First of all, a confession. I was, like, one of a teeny handful of girls my age who didn’t care for horses. Everyone was all about Black Beauty and the Black Stallion, and tons of other horseback-riding paperbacks, and I was all, “Eh. I’ll take dolphins” (Misty of Chincoteague was not half bad, but I liked the story, not the horses). Ergo, I thought Black Beauty was a horribly depressing book, and no amount of horse porn could redeem that book for me. I realize it’s very important to raise awareness about the maltreatment of animals, but reading about it feels me with unbelievable distress.
After finishing White Fang and discarding The Call of the Wild prior, I have only this to say: Jack London is the Black Beauty of dog-writers, and I DO NOT APPRECIATE IT.
White Fang opens with two men on a sled conveying a man of some nobility who has died in his coffin back to civilization.

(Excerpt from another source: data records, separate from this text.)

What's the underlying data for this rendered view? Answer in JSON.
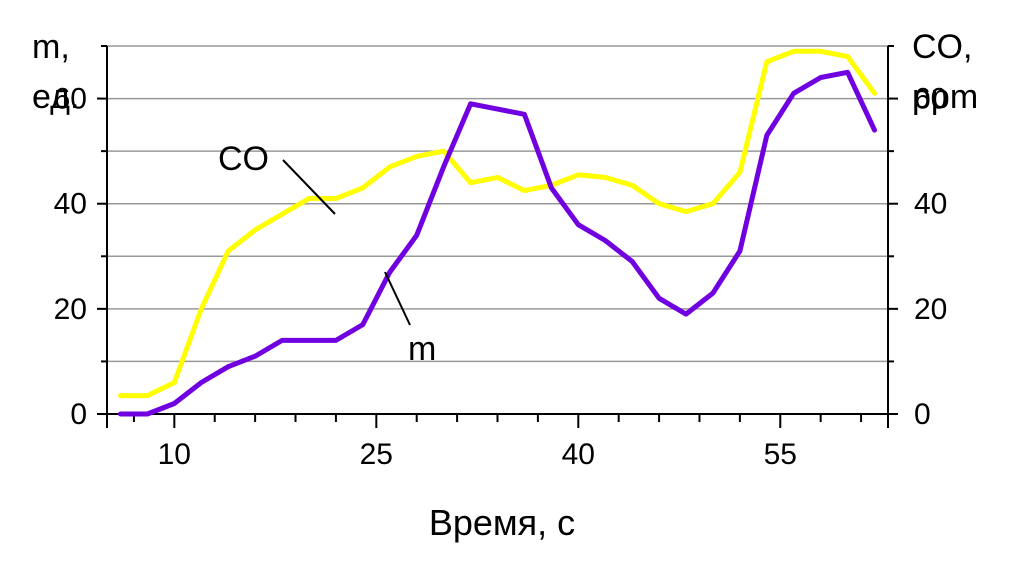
{
  "chart_data": {
    "type": "line",
    "xlabel": "Время, с",
    "ylabel_left": [
      "m,",
      "ед."
    ],
    "ylabel_right": [
      "CO,",
      "ppm"
    ],
    "ylim": [
      0,
      70
    ],
    "xlim": [
      5,
      63
    ],
    "x_ticks": [
      10,
      25,
      40,
      55
    ],
    "y_ticks": [
      0,
      20,
      40,
      60
    ],
    "gridlines": [
      10,
      20,
      30,
      40,
      50,
      60,
      70
    ],
    "grid": true,
    "series": [
      {
        "name": "CO",
        "color": "#ffff00",
        "x": [
          6,
          8,
          10,
          12,
          14,
          16,
          18,
          20,
          22,
          24,
          26,
          28,
          30,
          32,
          34,
          36,
          38,
          40,
          42,
          44,
          46,
          48,
          50,
          52,
          54,
          56,
          58,
          60,
          62
        ],
        "y": [
          3.5,
          3.5,
          6,
          20,
          31,
          35,
          38,
          41,
          41,
          43,
          47,
          49,
          50,
          44,
          45,
          42.5,
          43.5,
          45.5,
          45,
          43.5,
          40,
          38.5,
          40,
          46,
          67,
          69,
          69,
          68,
          61
        ]
      },
      {
        "name": "m",
        "color": "#7000e0",
        "x": [
          6,
          8,
          10,
          12,
          14,
          16,
          18,
          20,
          22,
          24,
          26,
          28,
          30,
          32,
          34,
          36,
          38,
          40,
          42,
          44,
          46,
          48,
          50,
          52,
          54,
          56,
          58,
          60,
          62
        ],
        "y": [
          0,
          0,
          2,
          6,
          9,
          11,
          14,
          14,
          14,
          17,
          27,
          34,
          47,
          59,
          58,
          57,
          43,
          36,
          33,
          29,
          22,
          19,
          23,
          31,
          53,
          61,
          64,
          65,
          54
        ]
      }
    ],
    "annotations": [
      {
        "text": "CO",
        "series": "CO"
      },
      {
        "text": "m",
        "series": "m"
      }
    ]
  },
  "colors": {
    "grid": "#999999",
    "axis": "#000000",
    "label_leader": "#000000"
  }
}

And slowly, their dogs get picked off and eaten by wolves. One man tries to go after them with a shotgun, and all we hear is that he doesn’t return. Really, Jack? REALLY? You give us gory descriptions of dogfighting, and yet you can’t say candidly that a man was eaten by wolves? The WTFery just continues from there. One of the wolves, the she-wolf (in the closet) turns out to be White Fang’s mother. We hear about his puppyhood and his mother’s submission to Gray Beaver, an indigenous man, and the struggles of submission to Gray Beaver. White Fang, a wild 3/4 wolf, struggles to survive in the nasty pack of dogs. And then, at the apex of his existence, Gray Beaver is tricked out of ownership to a terrible man named Beauty Smith and White Fang is turned into a fighting dog. It’s truly awful, and not even the resolution can make me forget about the dogfighting scenes.
Jack London has some interesting commentary on the nature of human kindness and on the effects our poor or fair treatment of less fortunate creatures can have long-term effects for both good and ill. But it’s kind of hard to wade through, sometimes.